Making 3-D Graphics Move

So far, we've been looking at the sorts of things that make any digital image seem more realistic, whether the image is a single "still" picture or part of an animated sequence. But during an animated sequence, programmers and designers will use even more tricks to give the appearance of "live action" rather than of computer-generated images.

How many frames per second?

When you go to see a movie at the local theater, a sequence of images called frames runs in front of your eyes at a rate of 24 frames per second. Since your retina will retain an image for a bit longer than 1/24th of a second, most people's eyes will blend the frames into a single, continuous image of movement and action.

If you think of this from the other direction, it means that each frame of a motion picture is a photograph taken at an exposure of 1/24 of a second. That's much longer than the exposures taken for "stop action" photography, in which runners and other objects in motion seem frozen in flight. As a result, if you look at a single frame from a movie about racing, you see that some of the cars are "blurred" because they moved during the time that the camera shutter was open. This blurring of things that are moving fast is something that we're used to seeing, and it's part of what makes an image look real to us when we see it on a screen.
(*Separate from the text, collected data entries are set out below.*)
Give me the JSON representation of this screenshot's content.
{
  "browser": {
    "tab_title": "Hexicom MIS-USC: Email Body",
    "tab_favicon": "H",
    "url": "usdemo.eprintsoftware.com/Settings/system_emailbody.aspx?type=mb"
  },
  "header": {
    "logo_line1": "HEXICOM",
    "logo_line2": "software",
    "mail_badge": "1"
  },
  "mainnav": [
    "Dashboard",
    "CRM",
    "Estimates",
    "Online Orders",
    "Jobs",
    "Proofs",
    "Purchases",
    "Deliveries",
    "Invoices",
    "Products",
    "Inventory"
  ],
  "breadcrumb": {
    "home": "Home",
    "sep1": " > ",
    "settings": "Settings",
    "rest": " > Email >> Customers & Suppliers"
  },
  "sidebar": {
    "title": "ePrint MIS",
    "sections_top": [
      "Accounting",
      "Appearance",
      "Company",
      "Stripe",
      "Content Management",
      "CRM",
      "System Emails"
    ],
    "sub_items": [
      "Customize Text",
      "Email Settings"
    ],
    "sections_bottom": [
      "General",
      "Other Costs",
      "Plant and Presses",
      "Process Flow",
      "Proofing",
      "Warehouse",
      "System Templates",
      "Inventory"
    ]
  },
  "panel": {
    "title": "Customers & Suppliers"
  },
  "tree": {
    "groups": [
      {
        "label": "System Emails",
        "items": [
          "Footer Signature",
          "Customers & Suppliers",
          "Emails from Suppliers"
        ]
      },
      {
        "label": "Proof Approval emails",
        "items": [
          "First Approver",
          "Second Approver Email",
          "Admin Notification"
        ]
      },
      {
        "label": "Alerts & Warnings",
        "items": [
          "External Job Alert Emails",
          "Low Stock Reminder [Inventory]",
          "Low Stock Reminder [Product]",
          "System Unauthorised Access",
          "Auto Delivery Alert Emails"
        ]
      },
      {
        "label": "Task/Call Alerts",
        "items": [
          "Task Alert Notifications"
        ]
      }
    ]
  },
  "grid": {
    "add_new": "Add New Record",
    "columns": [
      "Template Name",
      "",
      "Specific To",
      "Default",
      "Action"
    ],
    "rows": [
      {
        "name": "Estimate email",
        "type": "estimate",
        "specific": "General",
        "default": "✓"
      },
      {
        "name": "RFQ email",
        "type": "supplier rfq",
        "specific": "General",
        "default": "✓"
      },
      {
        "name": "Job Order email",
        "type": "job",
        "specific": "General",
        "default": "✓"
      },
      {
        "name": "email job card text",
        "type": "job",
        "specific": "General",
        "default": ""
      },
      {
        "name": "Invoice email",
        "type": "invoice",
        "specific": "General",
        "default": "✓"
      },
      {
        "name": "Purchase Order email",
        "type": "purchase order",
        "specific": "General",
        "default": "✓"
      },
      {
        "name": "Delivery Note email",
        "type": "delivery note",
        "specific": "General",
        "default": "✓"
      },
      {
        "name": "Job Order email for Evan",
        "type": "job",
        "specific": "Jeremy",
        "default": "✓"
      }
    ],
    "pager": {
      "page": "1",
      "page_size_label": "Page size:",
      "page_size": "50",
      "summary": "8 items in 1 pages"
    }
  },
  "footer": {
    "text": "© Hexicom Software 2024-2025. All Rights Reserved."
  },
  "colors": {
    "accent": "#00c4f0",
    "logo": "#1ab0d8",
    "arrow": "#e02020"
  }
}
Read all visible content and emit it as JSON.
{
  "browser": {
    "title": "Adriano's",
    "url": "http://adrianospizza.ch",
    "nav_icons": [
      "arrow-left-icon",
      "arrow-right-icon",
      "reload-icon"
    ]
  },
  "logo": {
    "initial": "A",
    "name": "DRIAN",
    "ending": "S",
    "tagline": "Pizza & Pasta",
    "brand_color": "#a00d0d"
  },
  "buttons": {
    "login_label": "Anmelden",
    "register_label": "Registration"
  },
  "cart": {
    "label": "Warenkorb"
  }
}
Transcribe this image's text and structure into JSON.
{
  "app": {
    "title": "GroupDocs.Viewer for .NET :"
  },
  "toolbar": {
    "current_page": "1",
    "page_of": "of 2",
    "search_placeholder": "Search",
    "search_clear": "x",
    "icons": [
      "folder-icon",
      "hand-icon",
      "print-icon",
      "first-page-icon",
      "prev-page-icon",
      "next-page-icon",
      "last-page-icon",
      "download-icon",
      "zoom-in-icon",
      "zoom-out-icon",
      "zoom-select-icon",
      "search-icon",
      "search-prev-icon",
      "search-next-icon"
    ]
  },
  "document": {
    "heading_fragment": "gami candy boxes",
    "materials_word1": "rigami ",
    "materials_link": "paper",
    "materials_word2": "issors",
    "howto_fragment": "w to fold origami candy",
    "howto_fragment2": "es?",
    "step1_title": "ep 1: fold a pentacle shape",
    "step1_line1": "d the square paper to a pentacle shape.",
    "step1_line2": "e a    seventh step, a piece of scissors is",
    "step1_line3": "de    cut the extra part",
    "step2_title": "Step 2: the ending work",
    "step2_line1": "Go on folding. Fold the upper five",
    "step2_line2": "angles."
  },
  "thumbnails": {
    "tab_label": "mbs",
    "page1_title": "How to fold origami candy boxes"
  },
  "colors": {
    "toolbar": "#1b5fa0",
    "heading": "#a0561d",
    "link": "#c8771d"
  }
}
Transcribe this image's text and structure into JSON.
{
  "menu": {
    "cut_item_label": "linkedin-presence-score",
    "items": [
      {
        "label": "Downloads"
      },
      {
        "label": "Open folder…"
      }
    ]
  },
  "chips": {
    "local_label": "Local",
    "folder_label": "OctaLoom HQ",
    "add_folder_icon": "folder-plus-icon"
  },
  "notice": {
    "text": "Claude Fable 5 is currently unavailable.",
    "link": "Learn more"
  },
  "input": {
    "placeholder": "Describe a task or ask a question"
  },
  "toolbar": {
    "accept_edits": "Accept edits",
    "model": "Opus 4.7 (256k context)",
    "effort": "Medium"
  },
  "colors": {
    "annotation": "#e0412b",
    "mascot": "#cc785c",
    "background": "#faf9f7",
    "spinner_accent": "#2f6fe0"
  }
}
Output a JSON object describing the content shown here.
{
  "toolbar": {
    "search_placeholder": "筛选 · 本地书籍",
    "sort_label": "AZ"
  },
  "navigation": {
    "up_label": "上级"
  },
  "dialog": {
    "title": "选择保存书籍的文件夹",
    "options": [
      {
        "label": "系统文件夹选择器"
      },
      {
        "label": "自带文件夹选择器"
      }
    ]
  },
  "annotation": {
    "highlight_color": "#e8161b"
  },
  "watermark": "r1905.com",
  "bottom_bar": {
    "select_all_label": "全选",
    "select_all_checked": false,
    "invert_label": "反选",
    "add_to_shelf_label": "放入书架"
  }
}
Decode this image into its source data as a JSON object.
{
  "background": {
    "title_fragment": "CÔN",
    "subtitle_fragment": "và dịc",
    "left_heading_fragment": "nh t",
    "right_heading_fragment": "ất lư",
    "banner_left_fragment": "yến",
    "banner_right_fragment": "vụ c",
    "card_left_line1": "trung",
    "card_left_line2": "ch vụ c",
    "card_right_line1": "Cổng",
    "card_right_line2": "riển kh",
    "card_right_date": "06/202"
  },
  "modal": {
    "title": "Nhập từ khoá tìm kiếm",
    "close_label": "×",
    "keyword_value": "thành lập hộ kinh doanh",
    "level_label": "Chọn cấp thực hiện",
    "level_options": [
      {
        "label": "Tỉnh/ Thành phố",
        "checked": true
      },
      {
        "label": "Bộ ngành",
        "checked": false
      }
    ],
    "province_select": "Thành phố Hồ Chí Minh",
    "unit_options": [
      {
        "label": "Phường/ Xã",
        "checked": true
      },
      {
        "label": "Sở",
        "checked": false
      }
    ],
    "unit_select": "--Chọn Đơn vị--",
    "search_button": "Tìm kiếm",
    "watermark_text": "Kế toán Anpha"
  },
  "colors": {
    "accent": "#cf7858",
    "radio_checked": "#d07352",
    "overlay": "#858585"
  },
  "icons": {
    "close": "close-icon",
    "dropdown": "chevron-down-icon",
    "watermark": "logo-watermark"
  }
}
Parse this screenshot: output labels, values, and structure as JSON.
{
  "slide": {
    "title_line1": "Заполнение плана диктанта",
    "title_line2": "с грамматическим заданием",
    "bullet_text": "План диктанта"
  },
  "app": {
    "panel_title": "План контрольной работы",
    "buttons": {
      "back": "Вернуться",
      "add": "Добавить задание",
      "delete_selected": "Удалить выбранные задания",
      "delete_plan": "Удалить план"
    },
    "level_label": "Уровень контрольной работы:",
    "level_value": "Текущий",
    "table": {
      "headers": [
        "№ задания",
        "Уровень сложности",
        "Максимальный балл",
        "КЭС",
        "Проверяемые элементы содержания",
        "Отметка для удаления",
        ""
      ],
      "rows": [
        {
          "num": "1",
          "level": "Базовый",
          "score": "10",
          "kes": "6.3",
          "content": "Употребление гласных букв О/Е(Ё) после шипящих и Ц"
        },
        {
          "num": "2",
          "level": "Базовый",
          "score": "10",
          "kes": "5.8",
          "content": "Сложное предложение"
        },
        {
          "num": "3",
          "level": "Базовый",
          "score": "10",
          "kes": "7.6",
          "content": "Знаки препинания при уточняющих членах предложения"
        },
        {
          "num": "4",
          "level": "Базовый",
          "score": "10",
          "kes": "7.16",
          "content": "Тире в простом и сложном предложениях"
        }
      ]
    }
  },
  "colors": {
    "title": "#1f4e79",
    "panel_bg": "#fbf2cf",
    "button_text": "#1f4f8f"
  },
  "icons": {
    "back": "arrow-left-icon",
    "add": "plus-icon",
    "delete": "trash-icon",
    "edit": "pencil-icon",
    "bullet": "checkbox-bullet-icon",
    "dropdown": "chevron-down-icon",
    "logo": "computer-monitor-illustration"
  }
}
However, since digital 3-D images are not photographs at all, no blurring occurs when an object moves during a frame. To make images look more realistic, blurring has to be explicitly added by programmers. Some designers feel that "overcoming" this lack of natural blurring requires more than 30 frames per second, and have pushed their games to display 60 frames per second. While this allows each individual image to be rendered in great detail, and movements to be shown in smaller increments, it dramatically increases the number of frames that must be rendered for a given sequence of action. As an example, think of a chase that lasts six and one-half minutes. A motion picture would require 24 (frames per second) x 60 (seconds) x 6.5 (minutes) or 9,360 frames for the chase. A digital 3-D image at 60 frames per second would require 60 x 60 x 6.5, or 23,400 frames for the same length of time.

Creative Blurring

The blurring that programmers add to boost realism in a moving image is called "motion blur" or "spatial anti-aliasing." If you've ever turned on the "mouse trails" feature of Windows, you've used a very crude version of a portion of this technique. Copies of the moving object are left behind in its wake, with the copies growing ever less distinct and intense as the object moves farther away. The length of the trail of the object, how quickly the copies fade away and other details will vary depending on exactly how fast the object is supposed to be moving, how close to the viewer it is, and the extent to which it is the focus of attention. As you can see, there are a lot of decisions to be made and many details to be programmed in making an object appear to move realistically.

There are other parts of an image where the precise rendering of a computer must be sacrificed for the sake of realism. This applies both to still and moving images. Reflections are a good example. You've seen the images of chrome-surfaced cars and spaceships perfectly reflecting everything in the scene. While the chrome-covered images are tremendous demonstrations of ray-tracing, most of us don't live in chrome-plated worlds. Wooden furniture, marble floors and polished metal all reflect images, though not as perfectly as a smooth mirror. The reflections in these surfaces must be blurred -- with each surface receiving a different blur -- so that the surfaces surrounding the central players in a digital drama provide a realistic stage for the action.